Pillar 3: Infrastructure and Growth Leadership

  • The NC Chamber will advocate for a modernized transportation funding structure to keep our residents and visitors safe, improve our quality of life, and meet the demands of a growing state in an increasingly competitive business environment. We will continue to boldly lead a coalition of future-minded organizations, Destination 2030: The Road to a Stronger Transportation Future, that seeks to identify and advocate for additional revenue sources that can stabilize North Carolina’s infrastructure investments.
  • We will advocate to increase the limited methods of achieving critical infrastructure, including transportation projects, by removing the statutory cap on public-private partnerships.
  • The NC Chamber will support the implementation of the Federal Infrastructure Investment and Jobs Act in North Carolina to ensure the benefits promised by the bill will be fully realized in the coming years across our economy.
  • The NC Chamber will continue promoting its forward-thinking, “all-of-the-above” energy strategy that supports grid modernization and improves access to natural gas, nuclear, biomass, geothermal, renewables, solar, and wind power.

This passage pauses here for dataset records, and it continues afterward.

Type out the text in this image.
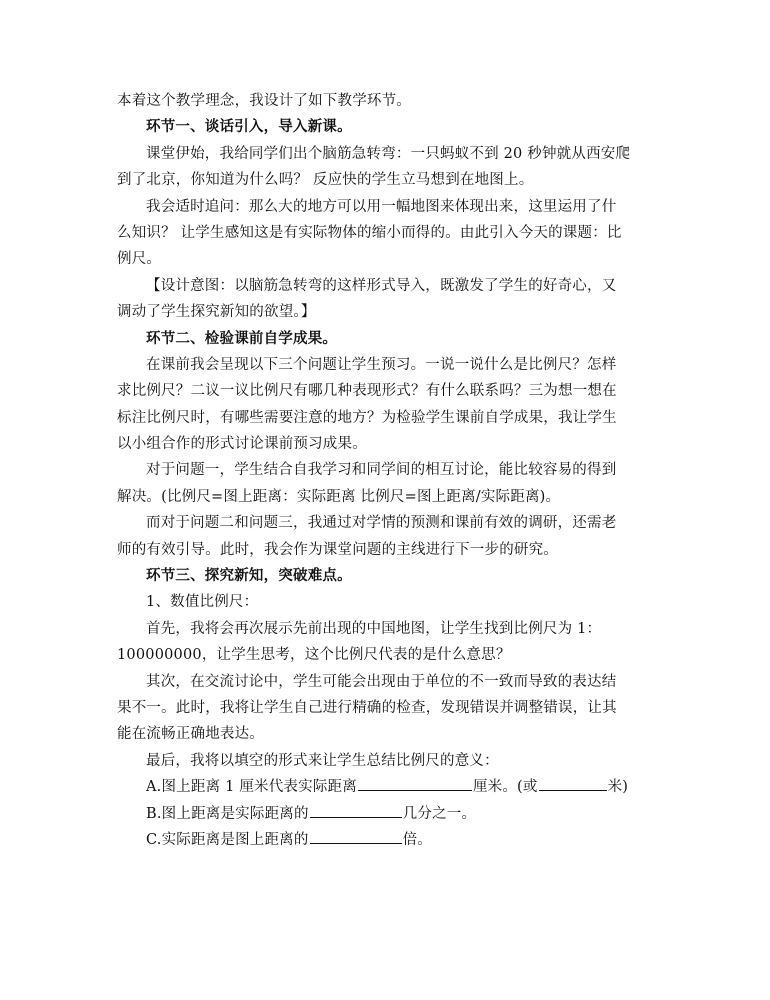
本着这个教学理念，我设计了如下教学环节。
环节一、谈话引入，导入新课。
课堂伊始，我给同学们出个脑筋急转弯：一只蚂蚁不到 20 秒钟就从西安爬
到了北京，你知道为什么吗？ 反应快的学生立马想到在地图上。
我会适时追问：那么大的地方可以用一幅地图来体现出来，这里运用了什
么知识？ 让学生感知这是有实际物体的缩小而得的。由此引入今天的课题：比
例尺。
【设计意图：以脑筋急转弯的这样形式导入，既激发了学生的好奇心，又
调动了学生探究新知的欲望。】
环节二、检验课前自学成果。
在课前我会呈现以下三个问题让学生预习。一说一说什么是比例尺？怎样
求比例尺？二议一议比例尺有哪几种表现形式？有什么联系吗？三为想一想在
标注比例尺时，有哪些需要注意的地方？为检验学生课前自学成果，我让学生
以小组合作的形式讨论课前预习成果。
对于问题一，学生结合自我学习和同学间的相互讨论，能比较容易的得到
解决。(比例尺=图上距离：实际距离 比例尺=图上距离/实际距离)。
而对于问题二和问题三，我通过对学情的预测和课前有效的调研，还需老
师的有效引导。此时，我会作为课堂问题的主线进行下一步的研究。
环节三、探究新知，突破难点。
1、数值比例尺：
首先，我将会再次展示先前出现的中国地图，让学生找到比例尺为 1：
100000000，让学生思考，这个比例尺代表的是什么意思？
其次，在交流讨论中，学生可能会出现由于单位的不一致而导致的表达结
果不一。此时，我将让学生自己进行精确的检查，发现错误并调整错误，让其
能在流畅正确地表达。
最后，我将以填空的形式来让学生总结比例尺的意义：
A.图上距离 1 厘米代表实际距离	厘米。(或	米)
B.图上距离是实际距离的	几分之一。
C.实际距离是图上距离的	倍。
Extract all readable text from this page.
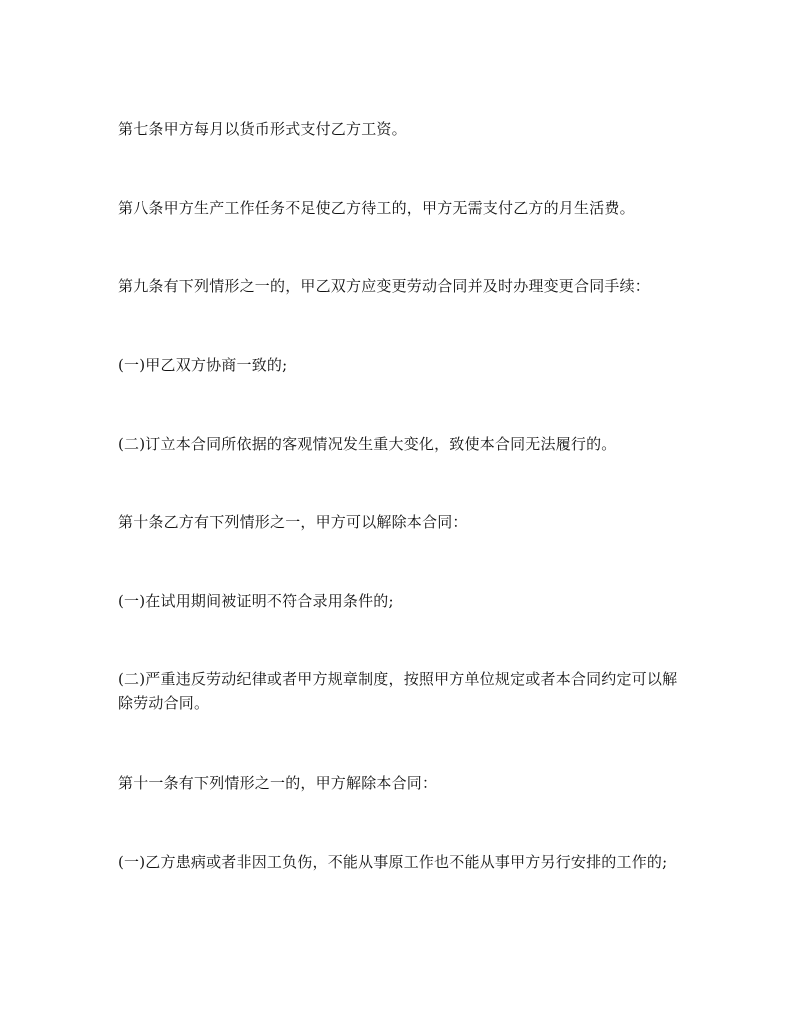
第七条甲方每月以货币形式支付乙方工资。
第八条甲方生产工作任务不足使乙方待工的，甲方无需支付乙方的月生活费。
第九条有下列情形之一的，甲乙双方应变更劳动合同并及时办理变更合同手续：
(一)甲乙双方协商一致的;
(二)订立本合同所依据的客观情况发生重大变化，致使本合同无法履行的。
第十条乙方有下列情形之一，甲方可以解除本合同：
(一)在试用期间被证明不符合录用条件的;
(二)严重违反劳动纪律或者甲方规章制度，按照甲方单位规定或者本合同约定可以解除劳动合同。
第十一条有下列情形之一的，甲方解除本合同：
(一)乙方患病或者非因工负伤，不能从事原工作也不能从事甲方另行安排的工作的;
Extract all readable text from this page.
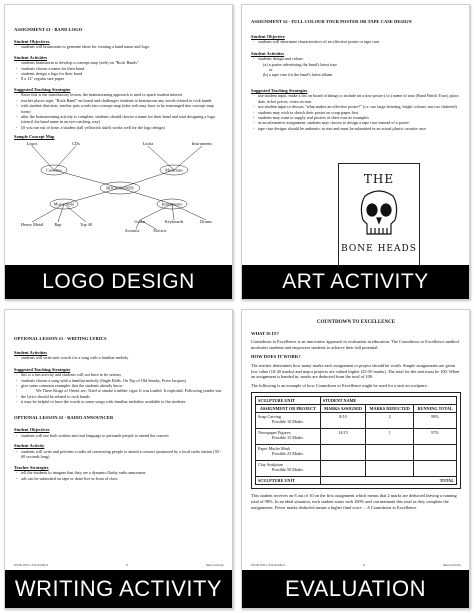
ASSIGNMENT #1 - BAND LOGO
Student Objectives
- students will brainstorm to generate ideas for creating a band name and logo.
Student Activities
- students brainstorm to develop a concept map (web) on "Rock Bands"
- students choose a name for their band
- students design a logo for their band
- 8 x 12" regular size paper
Suggested Teaching Strategies
- Since this is the introductory lesson, the brainstorming approach is used to spark student interest
- teacher places topic "Rock Band" on board and challenges students to brainstorm any words related to rock bands
- with student direction, teacher puts words into concept map (idea web may have to be rearranged into concept map form)
- after the brainstorming activity is complete, students should choose a name for their band and start designing a logo (stencil the band name in an eye-catching way)
- (If you run out of time, a student (tall yellowish shaft) works well for the logo design)
Sample Concept Map
ROCK BANDS
Cassettes	Musicians
Music Style	Instruments
Logos	CDs	Looks	Instruments
Heavy Metal	Rap	Top 40
Guitar	Keyboards	Drums
Acoustic	Electric
LOGO DESIGN
ASSIGNMENT #2 - FULL COLOUR TOUR POSTER OR TAPE CASE DESIGN
Student Objective
- students will determine characteristics of an effective poster or tape case
Student Activities
- students design and colour:
(a) a poster advertising the band's latest tour
or
(b) a tape case for the band's latest album
Suggested Teaching Strategies
- use student input, make a list on board of things to include on a tour poster (i.e.) name of tour (Band Watch Tour), place, date, ticket prices, cities on tour
- use student input to discuss "what makes an effective poster?" (i.e. use large lettering, bright colours, not too cluttered)
- students may wish to sketch their poster on scrap paper first
- students may want to supply real posters of their own as examples
- as an alternative assignment, students may choose to design a tape case instead of a poster
- tape case designs should be authentic in size and must be submitted in an actual plastic cassette case
THE
BONE HEADS
ART ACTIVITY
OPTIONAL LESSON #1 - WRITING LYRICS
Student Activities
- students will write new words for a song with a familiar melody
Suggested Teaching Strategies
- this is a fun activity and students will not have to be serious
- students choose a song with a familiar melody (Jingle Bells, On Top of Old Smoky, Frere Jacques)
- give some common examples that the students already know
- We Three Kings of Orient are, Tried to smoke a rubber cigar, It was loaded, It exploded, Following yonder star
- the lyrics should be related to rock bands
- it may be helpful to have the words to some songs with familiar melodies available to the students
OPTIONAL LESSON #2 - RADIO ANNOUNCER
Student Objectives
- students will use both written and oral language to persuade people to attend the concert
Student Activity
- students will write and perform a radio ad convincing people to attend a concert sponsored by a local radio station (30 - 60 seconds long)
Teacher Strategies
- tell the students to imagine that they are a dynamic/flashy radio announcer
- ads can be submitted on tape or done live in front of class
OSSN 978-1-55319-609-9	8	Sheet Activity
WRITING ACTIVITY
COUNTDOWN TO EXCELLENCE
WHAT IS IT?
Countdown to Excellence is an innovative approach to evaluation in education. The Countdown to Excellence method motivates students and empowers students to achieve their full potential.
HOW DOES IT WORK?
The teacher determines how many marks each assignment or project should be worth. Simple assignments are given low value (10-20 marks) and major projects are valued higher (25-50 marks). The total for the unit must be 100. When an assignment is handed in, marks are deducted from the total of 100.
The following is an example of how Countdown to Excellence might be used for a unit on sculpture.
SCULPTURE UNIT	STUDENT NAME		
ASSIGNMENT OR PROJECT	MARKS ASSIGNED	MARKS DEDUCTED	RUNNING TOTAL

Soap Carving
Possible 10 Marks	8/10	2	98%

Newspaper Figures
Possible 15 Marks	14/15	1	97%

Paper Mache Mask
Possible 25 Marks			

Clay Sculpture
Possible 50 Marks			

SCULPTURE UNIT	TOTAL		
This student receives an 8 out of 10 on the first assignment which means that 2 marks are deducted leaving a running total of 98%. In an ideal situation, each student starts with 100% and can maintain this total as they complete the assignments. Fewer marks deducted means a higher final score ... A Countdown to Excellence.
OSSN 978-1-55319-609-9	11	Sheet Activity
EVALUATION
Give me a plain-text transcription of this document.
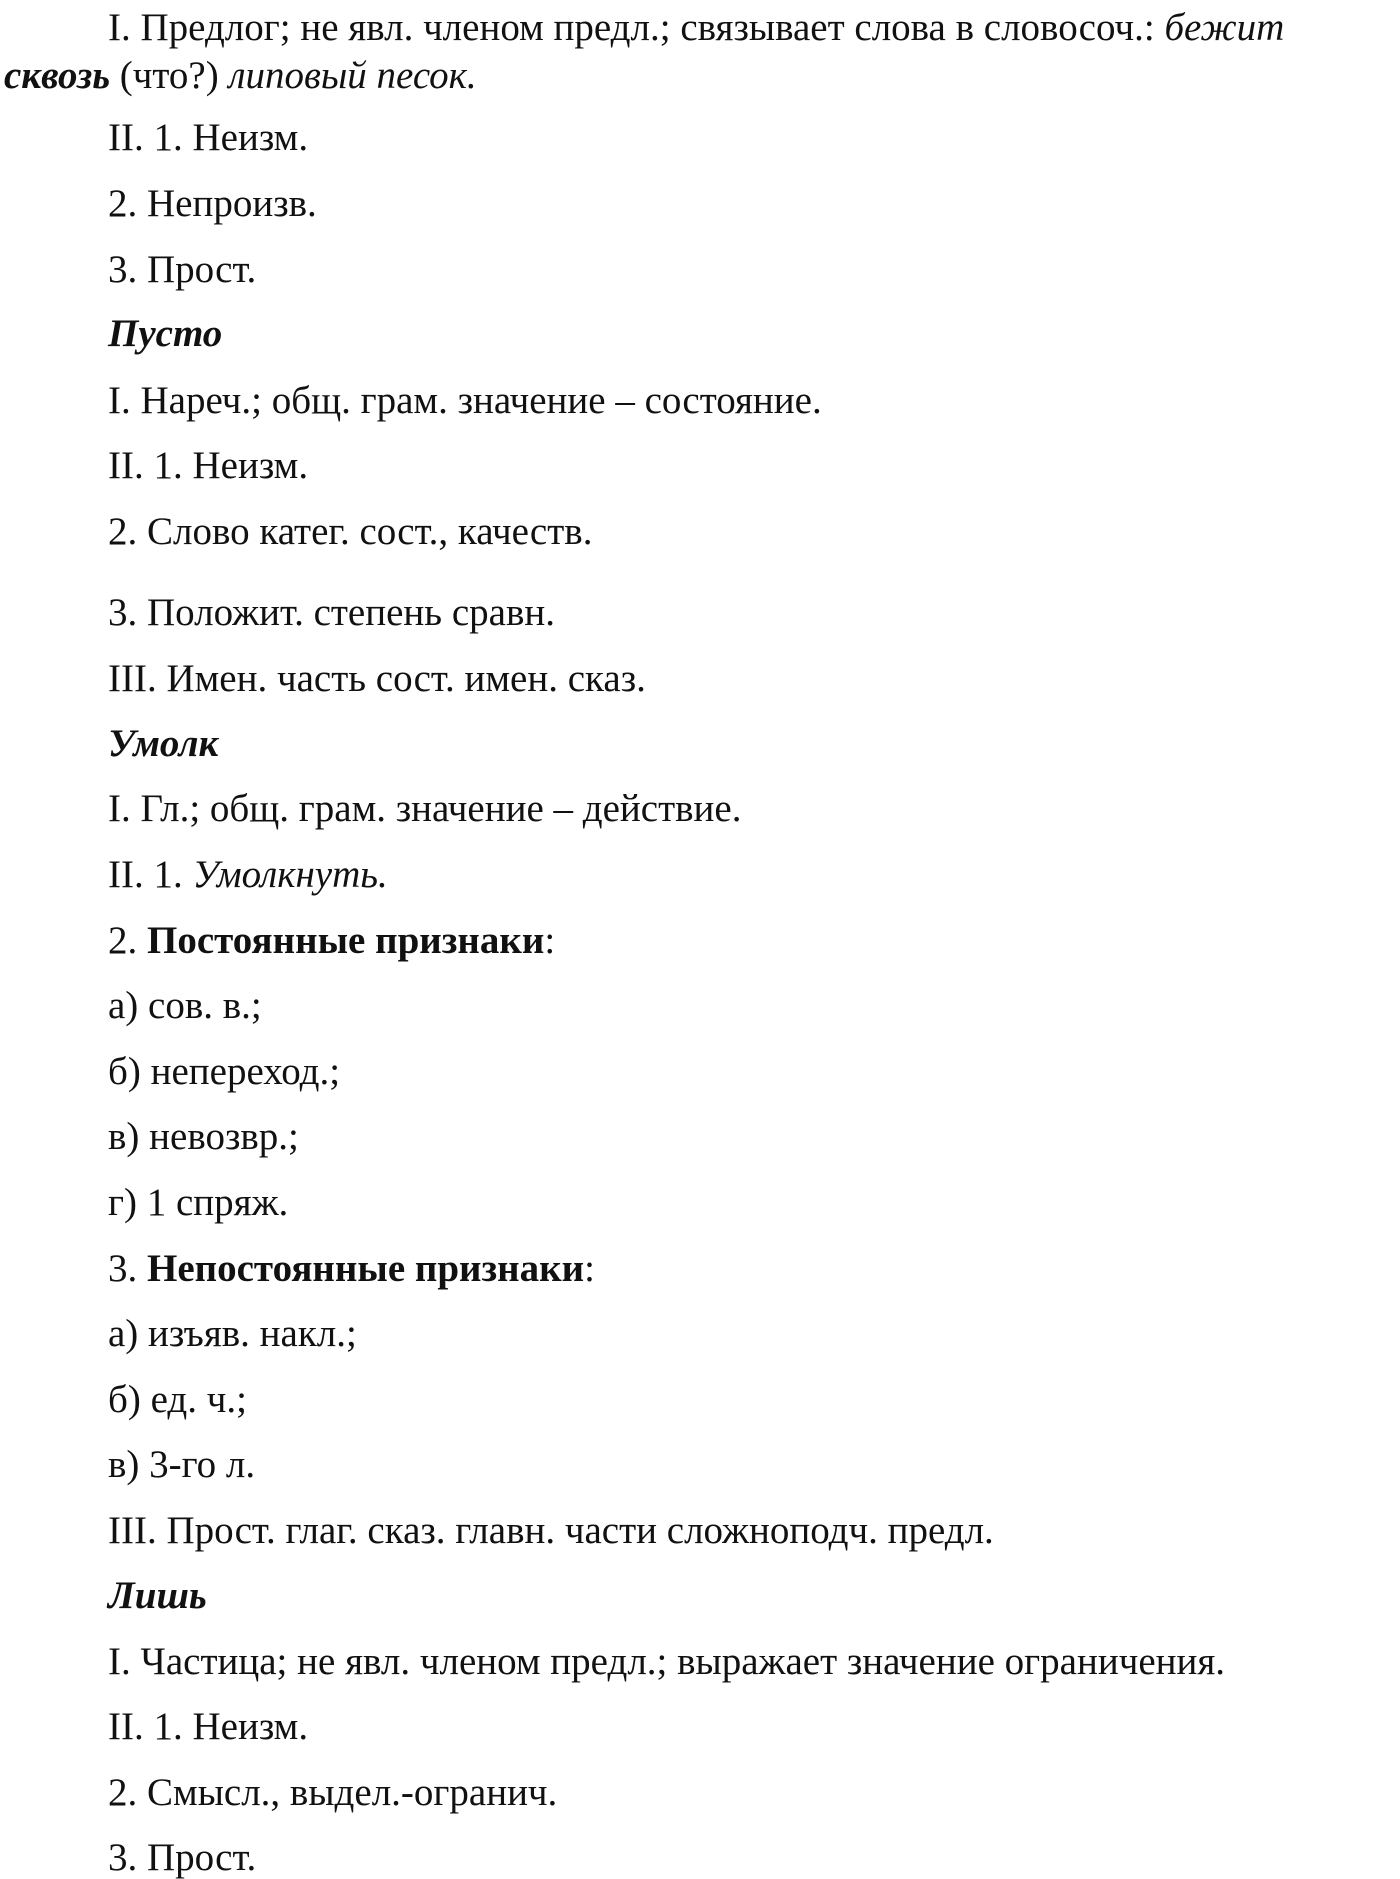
I. Предлог; не явл. членом предл.; связывает слова в словосоч.: бежит

сквозь (что?) липовый песок.

II. 1. Неизм.

2. Непроизв.

3. Прост.

Пусто

I. Нареч.; общ. грам. значение – состояние.

II. 1. Неизм.

2. Слово катег. сост., качеств.

3. Положит. степень сравн.

III. Имен. часть сост. имен. сказ.

Умолк

I. Гл.; общ. грам. значение – действие.

II. 1. Умолкнуть.

2. Постоянные признаки:

а) сов. в.;

б) непереход.;

в) невозвр.;

г) 1 спряж.

3. Непостоянные признаки:

а) изъяв. накл.;

б) ед. ч.;

в) 3-го л.

III. Прост. глаг. сказ. главн. части сложноподч. предл.

Лишь

I. Частица; не явл. членом предл.; выражает значение ограничения.

II. 1. Неизм.

2. Смысл., выдел.-огранич.

3. Прост.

  • The NC Chamber will support legislation expanding availability, regulatory predictability, and access to natural gas and biogas.
  • The NC Chamber will support legislation preventing moratoriums on natural gas infrastructure and protecting access to natural gas as a fuel choice for job creators and housing affordability.
  • The NC Chamber will champion legislation which prevents North Carolina from joining the Regional Greenhouse Gas Initiative (R.G.G.I.) and requires legislative approval for enforcement of similar carbon tax and cap-and-trade programs on North Carolina ratepayers and job creators.
  • The NC Chamber will support efforts to strengthen broadband infrastructure grants, broaden access to digital devices, improve affordability and adoption, and enhance availability in unserved areas.